What happens when the hive mind becomes the groupthink of the mob?
Underneath all the savvy visuals and revolutionary rhetoric, there are
troubling aspects of Anonymous's activism. Take the case of Amanda Todd,
a young girl who committed suicide after being bullied. (The case
happened well after the film was made, but it's still a good example.)
Some Anons, acting with what seemed to be decent motivations, exposed
the identity of her tormentor. Except they didn't. They got the wrong guy.
Even if they had got the right guy, is that how we want society to
function, with roving bands of online vigilantes seeking to expose
people's identity, outside of the judicial process?
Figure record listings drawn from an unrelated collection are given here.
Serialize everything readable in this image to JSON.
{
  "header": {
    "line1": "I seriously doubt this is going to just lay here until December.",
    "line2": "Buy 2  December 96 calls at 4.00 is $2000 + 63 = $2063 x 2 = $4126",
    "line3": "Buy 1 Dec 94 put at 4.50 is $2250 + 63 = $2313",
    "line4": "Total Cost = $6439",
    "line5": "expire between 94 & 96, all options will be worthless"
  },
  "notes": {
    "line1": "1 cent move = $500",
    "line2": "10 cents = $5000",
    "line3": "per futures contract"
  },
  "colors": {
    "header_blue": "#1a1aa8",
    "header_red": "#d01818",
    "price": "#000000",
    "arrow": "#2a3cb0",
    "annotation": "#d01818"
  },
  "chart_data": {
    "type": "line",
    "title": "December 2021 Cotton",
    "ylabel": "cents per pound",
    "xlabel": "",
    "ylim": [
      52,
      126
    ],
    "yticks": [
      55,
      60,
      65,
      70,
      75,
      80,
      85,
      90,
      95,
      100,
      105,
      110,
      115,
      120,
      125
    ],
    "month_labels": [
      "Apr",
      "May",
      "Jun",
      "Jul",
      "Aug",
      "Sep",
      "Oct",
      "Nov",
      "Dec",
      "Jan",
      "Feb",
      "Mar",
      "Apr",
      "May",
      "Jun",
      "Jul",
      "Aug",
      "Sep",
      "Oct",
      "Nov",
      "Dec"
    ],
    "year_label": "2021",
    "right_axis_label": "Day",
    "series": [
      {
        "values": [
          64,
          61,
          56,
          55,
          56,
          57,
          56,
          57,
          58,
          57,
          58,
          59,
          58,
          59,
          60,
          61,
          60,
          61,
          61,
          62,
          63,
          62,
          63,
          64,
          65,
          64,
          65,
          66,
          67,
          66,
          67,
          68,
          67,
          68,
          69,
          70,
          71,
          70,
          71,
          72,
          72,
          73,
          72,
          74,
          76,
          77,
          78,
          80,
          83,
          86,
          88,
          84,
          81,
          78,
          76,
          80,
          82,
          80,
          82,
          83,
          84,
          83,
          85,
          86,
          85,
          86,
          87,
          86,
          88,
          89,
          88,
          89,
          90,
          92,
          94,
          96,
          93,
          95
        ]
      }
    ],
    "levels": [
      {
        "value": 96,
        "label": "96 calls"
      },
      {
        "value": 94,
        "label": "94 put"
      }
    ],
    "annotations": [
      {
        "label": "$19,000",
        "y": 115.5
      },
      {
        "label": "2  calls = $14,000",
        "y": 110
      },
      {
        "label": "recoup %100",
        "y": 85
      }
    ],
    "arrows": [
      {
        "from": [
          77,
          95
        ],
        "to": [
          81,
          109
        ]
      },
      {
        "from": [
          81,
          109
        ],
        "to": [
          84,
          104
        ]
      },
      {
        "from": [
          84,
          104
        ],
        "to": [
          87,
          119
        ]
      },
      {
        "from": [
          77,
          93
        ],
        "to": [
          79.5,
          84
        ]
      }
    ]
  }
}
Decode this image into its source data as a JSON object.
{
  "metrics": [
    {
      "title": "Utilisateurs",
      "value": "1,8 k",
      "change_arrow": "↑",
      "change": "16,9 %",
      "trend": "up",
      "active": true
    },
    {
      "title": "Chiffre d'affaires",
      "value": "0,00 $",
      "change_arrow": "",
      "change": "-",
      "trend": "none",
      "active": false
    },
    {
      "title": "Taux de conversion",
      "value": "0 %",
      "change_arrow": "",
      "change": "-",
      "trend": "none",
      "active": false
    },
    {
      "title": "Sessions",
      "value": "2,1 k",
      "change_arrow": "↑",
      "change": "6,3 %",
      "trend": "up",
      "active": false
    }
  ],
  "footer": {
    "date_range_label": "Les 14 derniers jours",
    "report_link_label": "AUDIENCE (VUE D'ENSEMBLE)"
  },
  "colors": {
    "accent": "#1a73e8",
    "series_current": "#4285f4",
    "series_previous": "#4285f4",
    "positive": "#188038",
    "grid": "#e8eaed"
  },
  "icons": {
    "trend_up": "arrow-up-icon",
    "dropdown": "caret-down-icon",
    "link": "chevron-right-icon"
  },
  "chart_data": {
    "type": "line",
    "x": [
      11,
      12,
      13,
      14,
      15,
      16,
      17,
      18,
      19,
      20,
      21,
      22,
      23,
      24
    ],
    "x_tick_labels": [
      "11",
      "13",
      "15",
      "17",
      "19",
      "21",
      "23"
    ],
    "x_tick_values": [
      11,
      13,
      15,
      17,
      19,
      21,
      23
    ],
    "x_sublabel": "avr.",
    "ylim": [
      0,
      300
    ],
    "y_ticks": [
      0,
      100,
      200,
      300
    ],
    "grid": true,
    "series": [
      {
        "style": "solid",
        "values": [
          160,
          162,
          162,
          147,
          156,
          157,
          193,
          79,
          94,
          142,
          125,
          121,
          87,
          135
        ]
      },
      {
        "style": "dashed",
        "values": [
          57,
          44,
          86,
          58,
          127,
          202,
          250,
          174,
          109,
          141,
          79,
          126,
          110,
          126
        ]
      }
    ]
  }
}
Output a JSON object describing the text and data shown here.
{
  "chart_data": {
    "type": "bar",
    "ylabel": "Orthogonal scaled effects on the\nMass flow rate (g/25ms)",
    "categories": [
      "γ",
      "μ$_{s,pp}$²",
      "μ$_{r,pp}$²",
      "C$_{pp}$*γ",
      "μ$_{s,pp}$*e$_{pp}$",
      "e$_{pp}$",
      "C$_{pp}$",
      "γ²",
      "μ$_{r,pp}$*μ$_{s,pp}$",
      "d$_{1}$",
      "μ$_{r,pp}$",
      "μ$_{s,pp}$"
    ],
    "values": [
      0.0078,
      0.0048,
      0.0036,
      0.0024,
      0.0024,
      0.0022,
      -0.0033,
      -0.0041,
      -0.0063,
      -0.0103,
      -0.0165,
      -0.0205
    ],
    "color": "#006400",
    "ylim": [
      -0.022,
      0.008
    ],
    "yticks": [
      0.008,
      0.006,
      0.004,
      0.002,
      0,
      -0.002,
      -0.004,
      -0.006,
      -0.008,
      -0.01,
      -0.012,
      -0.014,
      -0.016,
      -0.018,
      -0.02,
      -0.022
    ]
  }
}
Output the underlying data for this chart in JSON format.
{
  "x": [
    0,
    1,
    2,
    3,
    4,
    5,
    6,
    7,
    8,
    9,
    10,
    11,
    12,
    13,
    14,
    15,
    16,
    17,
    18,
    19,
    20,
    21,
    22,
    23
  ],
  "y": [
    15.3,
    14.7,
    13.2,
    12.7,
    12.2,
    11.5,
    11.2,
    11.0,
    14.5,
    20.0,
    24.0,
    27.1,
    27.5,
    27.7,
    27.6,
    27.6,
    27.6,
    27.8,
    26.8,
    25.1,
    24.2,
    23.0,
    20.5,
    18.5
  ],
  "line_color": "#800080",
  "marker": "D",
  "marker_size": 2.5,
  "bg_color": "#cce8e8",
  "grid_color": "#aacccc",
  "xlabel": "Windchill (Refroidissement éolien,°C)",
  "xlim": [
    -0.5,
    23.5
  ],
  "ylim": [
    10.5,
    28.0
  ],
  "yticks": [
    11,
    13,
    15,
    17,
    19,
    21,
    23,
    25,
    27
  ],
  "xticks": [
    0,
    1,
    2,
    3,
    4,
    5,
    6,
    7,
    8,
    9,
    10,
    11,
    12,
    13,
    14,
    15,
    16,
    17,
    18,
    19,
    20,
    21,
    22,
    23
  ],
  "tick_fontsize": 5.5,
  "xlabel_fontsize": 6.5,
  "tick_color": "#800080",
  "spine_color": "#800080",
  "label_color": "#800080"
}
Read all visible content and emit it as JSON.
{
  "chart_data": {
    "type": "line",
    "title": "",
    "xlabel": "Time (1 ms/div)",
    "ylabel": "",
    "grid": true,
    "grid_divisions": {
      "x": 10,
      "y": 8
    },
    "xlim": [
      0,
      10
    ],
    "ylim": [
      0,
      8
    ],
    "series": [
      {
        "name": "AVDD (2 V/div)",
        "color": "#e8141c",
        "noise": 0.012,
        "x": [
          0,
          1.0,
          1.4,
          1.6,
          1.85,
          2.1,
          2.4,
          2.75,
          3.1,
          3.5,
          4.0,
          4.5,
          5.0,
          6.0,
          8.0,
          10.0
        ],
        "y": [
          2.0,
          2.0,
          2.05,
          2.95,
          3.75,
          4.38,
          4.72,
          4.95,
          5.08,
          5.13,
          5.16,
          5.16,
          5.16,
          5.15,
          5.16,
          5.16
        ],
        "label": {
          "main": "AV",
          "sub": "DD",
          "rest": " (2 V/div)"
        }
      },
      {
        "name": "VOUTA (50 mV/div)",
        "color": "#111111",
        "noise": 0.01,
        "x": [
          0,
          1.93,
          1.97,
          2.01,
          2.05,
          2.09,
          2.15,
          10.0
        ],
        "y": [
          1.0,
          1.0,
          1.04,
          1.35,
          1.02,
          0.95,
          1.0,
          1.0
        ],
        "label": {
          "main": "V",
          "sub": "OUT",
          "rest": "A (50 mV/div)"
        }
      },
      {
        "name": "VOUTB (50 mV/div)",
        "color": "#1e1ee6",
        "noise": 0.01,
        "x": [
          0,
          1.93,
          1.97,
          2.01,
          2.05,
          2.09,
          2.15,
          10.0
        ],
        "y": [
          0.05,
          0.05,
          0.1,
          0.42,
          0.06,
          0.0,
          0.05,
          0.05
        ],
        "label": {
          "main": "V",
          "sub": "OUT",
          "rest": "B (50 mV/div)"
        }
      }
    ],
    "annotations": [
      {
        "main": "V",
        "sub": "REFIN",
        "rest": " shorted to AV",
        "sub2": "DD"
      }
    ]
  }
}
Or take the case of the 2011 DDoS attacks on Sony's Play Station
Network, which was claimed by Anon activists. Anonymous carried out the
action in protest against Sony's case against hacker George Hotz. But,
while attention is given to Anonymous motivations, there is little
thought given to the thousands of gamers who are prevented from using a
service they have chosen to spend their money on. Whether you think
taking down Sony is a legitimate form of protest or not, let's not
pretend it's a victimless act. Just because it "happened online" doesn't
mean there are no consequences.
Of course, there are many, many Anons who get this only too well --
that, after all, was much of what the "moralfag" movement was about.
There are many who spoke out against the Sony hack; there are many Anons
who spoke out after LulzSec hacked PBS. Speaking in the film, security
researcher Joshua Corman puts it in the context of the rise of the
chaotic actor working outside the system -- sometimes they do good like
Robin Hood, sometimes they're more like the Joker.
What Anonymous did do, as one of the commentators points out in the
film, is give journalists and the general public something to hold on
to. There was this chaotic and amorphous Internet subculture, hard for
outsiders to understand, and suddenly there was a Guy Fawkes mask and a
vaguely ominous, robotic voice. It was brilliant PR and branded a
movement that almost defied categorizing.
In years to come, Anonymous might be recognized more for its cultural
legacy than its political acts. More than just the revolutionary PR, the
2012 U.S. presidential election was dubbed the "meme election," a
reference to the online virals that were pervasive in the campaigning.
The meme has gone mainstream. We owe that to Anonymous and 4Chan, that
open petri dish of thriving Internet cultures. The dog-eat-dog world of
Internet memes, the ethos of remix, of irreverence, the humor, and
grotesqueness -- we have Anonymous to thank for that.
We Are Legion is a great film, but a little bit more scrutiny and distance from its subject would have made for an even better film. Corporations and governments need to be held accountable for their actions, but so sometimes do people on the Internet.